AWS-based managed cluster requiring PVs fails to be deployed

Note

The issue below affects only the Kubernetes 1.18 deployments and is fixed in the Cluster release 7.0.0 that introduces support for Kubernetes 1.20.

On a management cluster with multiple AWS-based managed clusters, some clusters may fail to complete the deployments that require persistent volumes (PVs), for example, Elasticsearch. Some of the affected pods may get stuck in the Pending state with the pod has unbound immediate PersistentVolumeClaims and node(s) had volume node affinity conflict errors.

Warning

The below issue resolution applies to HA deployments where data can be rebuilt from replicas. If you have a non-HA deployment, back up any existing data before proceeding, since all data will be lost while applying the issue resolution.

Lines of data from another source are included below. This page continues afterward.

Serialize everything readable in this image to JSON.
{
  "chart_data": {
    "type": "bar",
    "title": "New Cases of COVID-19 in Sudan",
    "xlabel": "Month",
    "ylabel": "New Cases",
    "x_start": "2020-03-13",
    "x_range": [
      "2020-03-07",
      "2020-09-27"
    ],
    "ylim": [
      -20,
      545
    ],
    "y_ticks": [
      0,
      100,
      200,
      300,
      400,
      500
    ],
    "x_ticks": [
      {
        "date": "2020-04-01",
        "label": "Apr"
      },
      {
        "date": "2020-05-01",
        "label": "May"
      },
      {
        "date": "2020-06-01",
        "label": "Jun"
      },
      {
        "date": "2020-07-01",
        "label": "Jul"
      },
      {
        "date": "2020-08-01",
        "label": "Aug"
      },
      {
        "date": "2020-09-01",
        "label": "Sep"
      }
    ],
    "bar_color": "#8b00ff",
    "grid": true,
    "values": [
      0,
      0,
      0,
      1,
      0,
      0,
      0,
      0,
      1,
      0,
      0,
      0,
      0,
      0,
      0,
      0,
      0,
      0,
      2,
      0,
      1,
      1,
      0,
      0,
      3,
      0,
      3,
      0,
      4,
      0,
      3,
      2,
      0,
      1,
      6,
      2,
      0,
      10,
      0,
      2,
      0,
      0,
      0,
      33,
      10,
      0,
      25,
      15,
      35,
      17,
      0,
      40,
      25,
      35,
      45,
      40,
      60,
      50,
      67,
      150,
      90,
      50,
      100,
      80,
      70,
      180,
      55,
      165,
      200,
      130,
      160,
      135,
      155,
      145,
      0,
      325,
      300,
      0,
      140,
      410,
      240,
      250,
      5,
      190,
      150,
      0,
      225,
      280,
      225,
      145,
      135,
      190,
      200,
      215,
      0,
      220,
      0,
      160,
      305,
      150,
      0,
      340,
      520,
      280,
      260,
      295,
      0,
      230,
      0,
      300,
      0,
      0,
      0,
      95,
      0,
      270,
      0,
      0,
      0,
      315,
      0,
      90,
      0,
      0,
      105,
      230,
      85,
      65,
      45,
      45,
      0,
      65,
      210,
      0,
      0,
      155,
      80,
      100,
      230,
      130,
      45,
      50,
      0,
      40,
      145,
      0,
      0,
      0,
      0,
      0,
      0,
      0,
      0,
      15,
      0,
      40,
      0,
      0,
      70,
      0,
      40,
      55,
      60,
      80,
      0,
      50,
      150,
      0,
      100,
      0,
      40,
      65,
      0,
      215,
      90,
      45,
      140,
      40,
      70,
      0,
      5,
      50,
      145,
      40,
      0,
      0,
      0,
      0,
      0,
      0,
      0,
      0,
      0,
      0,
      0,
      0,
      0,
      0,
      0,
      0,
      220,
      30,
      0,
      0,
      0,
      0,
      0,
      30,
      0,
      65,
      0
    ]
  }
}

To apply the issue resolution:

  1. Obtain the persistent volume claims related to the storage mounts of the affected pods:

    kubectl get pod/<pod_name1> pod/<pod_name2> \
    -o jsonpath='{.spec.volumes[?(@.persistentVolumeClaim)].persistentVolumeClaim.claimName}'
    

    Note

    In the above command and in the subsequent step, substitute the parameters enclosed in angle brackets with the corresponding values.

  2. Delete the affected Pods and PersistentVolumeClaims to reschedule them. For example, for StackLight:

    kubectl -n stacklight delete \
    
      pod/<pod_name1> pod/<pod_name2> ...
      pvc/<pvc_name2> pvc/<pvc_name2> ...